Mais d’abord c’était à Jeannot Krecké de s’auto-féliciter – lors d’une conférence de presse au grand hôtel Hyatt de Shanghai, en présence du commissaire Robert Goebbels et des représentants de la Chambre de commerce (CLC) Michel Wurth et Pierre Gramegna. En effet, en chiffres le pavillon luxembourgeois a dépassé toutes les prévisions. Au mois d’octobre, la limite des 6 millions de visiteurs a été dépassée. Ce qui fait tout de même un visiteur sur dix de l’Expo mondiale – aussi grâce à une grande couverture dans la presse chinoise, obtenue sans contrepartie financière comme l’a cru bon d’ajouter le ministre de l’économie. « Ce n’est pas seulement une foire commerciale en soi », a tempéré Krecké, « Il s’agit surtout de montrer l’image de marque du Luxembourg ». Pourtant, quand il a fallu décrire cette image, il ne restait plus grand-chose excepté l’économie. Et pour cause : le Luxembourg est d’autant plus intéressé à développer ses relations commerciales avec la Chine que grandit la conscience du déclin du secteur financier et bancaire à la luxembourgeoise – à cause surtout de la pression incessante de ses voisins européens. C’est pourquoi il était préférable de taire ces détails qui auraient pu nuire à l’harmonie de l’amitié sino-luxembourgeoise.

« Nous n’avons jamais causé des ennuis à la Chine, au contraire des Français et des Allemands par rapport auxquels une certaine méfiance devrait être de mise »

Pour Jeannot Krecké, le marché chinois est devenu incontournable et il en a détaillé les contours : « C’est un marché compliqué et non pas une machine à fric. On ne peut pas venir ici en pensant qu’il serait simple de s’enrichir. Un encadrement et des partenaires sont indispensables. Pourtant on ne peut pas ne pas composer avec la Chine. Le mot du moment est `Innovate or Die‘ ».
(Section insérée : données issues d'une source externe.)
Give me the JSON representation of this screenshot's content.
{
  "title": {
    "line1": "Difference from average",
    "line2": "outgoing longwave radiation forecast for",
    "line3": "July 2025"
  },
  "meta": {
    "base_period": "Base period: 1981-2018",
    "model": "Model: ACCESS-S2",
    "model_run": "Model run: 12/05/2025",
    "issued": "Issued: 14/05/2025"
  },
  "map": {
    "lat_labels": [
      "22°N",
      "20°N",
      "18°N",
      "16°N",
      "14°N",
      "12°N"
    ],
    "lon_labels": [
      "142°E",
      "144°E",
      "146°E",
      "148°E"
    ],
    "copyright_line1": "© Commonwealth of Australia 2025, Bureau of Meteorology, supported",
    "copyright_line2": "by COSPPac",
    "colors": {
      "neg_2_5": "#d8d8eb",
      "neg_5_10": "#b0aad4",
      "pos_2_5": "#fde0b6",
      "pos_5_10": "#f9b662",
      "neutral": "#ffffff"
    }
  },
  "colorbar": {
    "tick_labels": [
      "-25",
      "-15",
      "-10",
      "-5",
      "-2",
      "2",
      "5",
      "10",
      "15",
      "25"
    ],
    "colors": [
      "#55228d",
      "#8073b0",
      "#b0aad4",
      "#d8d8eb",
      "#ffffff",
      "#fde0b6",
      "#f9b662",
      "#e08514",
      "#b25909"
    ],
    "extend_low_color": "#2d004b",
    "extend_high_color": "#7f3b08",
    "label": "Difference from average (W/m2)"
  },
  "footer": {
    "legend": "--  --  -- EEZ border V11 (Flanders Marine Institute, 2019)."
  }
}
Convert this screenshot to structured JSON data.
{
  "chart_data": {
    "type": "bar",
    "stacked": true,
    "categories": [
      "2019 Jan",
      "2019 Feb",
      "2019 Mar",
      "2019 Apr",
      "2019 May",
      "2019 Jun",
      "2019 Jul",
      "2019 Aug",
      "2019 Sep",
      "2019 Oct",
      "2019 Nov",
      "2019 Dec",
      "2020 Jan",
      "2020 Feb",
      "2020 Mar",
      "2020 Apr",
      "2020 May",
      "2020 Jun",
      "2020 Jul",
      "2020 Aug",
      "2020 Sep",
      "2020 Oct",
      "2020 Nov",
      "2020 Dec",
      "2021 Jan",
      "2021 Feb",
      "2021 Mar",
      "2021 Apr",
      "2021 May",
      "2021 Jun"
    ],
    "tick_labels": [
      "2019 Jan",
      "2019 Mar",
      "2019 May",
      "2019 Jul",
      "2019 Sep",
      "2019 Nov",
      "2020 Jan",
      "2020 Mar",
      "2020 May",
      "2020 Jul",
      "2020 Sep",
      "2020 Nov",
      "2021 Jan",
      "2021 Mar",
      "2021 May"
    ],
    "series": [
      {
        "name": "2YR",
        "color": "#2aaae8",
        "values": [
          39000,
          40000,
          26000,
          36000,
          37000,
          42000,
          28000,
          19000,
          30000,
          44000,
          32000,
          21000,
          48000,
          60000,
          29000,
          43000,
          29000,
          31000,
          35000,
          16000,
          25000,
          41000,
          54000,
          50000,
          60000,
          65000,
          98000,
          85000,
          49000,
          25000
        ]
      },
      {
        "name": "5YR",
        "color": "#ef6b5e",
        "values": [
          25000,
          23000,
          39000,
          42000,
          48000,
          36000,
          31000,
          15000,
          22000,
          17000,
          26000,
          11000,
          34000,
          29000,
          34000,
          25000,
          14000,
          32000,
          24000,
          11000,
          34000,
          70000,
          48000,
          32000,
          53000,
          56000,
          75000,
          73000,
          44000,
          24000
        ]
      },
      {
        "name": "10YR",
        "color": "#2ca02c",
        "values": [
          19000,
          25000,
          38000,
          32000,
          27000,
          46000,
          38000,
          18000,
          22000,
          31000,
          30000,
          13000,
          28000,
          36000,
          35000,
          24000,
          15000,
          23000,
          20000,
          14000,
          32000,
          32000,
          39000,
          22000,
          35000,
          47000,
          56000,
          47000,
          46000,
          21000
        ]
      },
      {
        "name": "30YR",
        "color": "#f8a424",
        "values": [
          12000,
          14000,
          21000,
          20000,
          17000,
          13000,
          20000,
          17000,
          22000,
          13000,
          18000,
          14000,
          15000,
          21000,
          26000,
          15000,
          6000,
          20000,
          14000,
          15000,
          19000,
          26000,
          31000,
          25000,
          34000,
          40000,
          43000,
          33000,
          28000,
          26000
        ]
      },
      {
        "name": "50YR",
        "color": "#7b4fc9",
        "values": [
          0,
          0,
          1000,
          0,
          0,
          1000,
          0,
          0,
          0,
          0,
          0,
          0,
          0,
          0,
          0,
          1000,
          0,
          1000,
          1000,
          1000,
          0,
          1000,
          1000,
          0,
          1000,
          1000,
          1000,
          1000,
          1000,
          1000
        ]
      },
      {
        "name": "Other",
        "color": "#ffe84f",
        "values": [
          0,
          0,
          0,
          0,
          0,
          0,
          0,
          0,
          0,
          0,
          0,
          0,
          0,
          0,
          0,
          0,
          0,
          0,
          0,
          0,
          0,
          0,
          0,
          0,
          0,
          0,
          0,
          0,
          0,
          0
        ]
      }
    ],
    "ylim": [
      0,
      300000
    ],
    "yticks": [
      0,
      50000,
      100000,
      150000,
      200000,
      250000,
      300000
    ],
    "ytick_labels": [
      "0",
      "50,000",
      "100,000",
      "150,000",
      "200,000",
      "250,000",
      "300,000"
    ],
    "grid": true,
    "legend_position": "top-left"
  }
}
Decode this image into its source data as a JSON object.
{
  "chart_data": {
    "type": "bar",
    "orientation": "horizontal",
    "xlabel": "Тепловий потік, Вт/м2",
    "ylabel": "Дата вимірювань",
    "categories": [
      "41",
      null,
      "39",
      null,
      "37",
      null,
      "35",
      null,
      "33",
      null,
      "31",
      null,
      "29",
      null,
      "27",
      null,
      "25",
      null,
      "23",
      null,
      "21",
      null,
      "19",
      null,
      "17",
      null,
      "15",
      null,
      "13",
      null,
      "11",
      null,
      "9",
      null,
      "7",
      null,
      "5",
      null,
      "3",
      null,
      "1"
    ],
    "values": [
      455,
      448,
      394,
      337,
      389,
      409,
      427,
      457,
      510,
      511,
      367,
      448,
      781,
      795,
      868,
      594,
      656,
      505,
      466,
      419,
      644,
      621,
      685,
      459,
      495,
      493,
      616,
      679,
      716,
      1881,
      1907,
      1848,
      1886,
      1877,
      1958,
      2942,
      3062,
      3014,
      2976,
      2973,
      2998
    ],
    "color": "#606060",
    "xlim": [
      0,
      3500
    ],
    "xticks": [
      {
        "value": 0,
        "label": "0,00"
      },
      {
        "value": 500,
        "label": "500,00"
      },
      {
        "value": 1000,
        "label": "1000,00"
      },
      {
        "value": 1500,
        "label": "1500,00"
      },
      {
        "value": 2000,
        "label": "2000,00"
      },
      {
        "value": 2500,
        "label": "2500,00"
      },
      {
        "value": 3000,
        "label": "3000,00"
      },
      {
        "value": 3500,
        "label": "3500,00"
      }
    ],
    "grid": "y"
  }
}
Ses partenaires de la CLC ont surtout mis l’accent sur l’économie, Michel Wurth estimant que le pavillon était une preuve que les Private Public Partnerships seraient une super bonne idée, tandis que Pierre Gramegna a surtout mis l’accent sur le « facteur grand-ducal » qui « ouvre bien des portes ».

Et puis, il ne s’agit pas uniquement d’installer des entreprises grand-ducales dans la république populaire, mais aussi d’attirer des investisseurs chinois vers nous, phénomène qui devrait se voir encore renforcé dans le cadre de la stratégie du « Go Out of China » promulguée par les responsables du régime. Cela concerne surtout les entreprises oeuvrant dans le ICT (Information and Communication Technologies), un secteur dont le Luxembourg semble avoir découvert l’existence sur son territoire, tant l’accent des intervenants du séminaire – quelques jours plus tard – était mis sur l’environnement idéal qu’est le grand-duché pour des entreprises comme Skype, Amazon ou justement l’entreprise chinoise Huawei. Que ces firmes ne se sont toutefois pas établies chez nous en raison de la qualité de vie élevée ou de notre infrastructure informatique « exemplaire », de la « pro-business attitude » du gouvernement ou encore des connections internet ultra-sécurisées et des coûts patronaux peu élevés, mais avant tout à cause de l’environnement fiscal très favorable, a gentiment été passé sous silence. Devant le parterre d’entrepreneurs chinois réunis dans un centre de conférence du Jin Mao Tower dans le district de Pudong, Krecké a donné dans la surenchère pour vendre le grand-duché : « Nous n’avons jamais causé des ennuis à la Chine, au contraire des Français et des Allemands par rapport auxquels une certaine méfiance devrait être de mise », a-t-il martelé à la tribune.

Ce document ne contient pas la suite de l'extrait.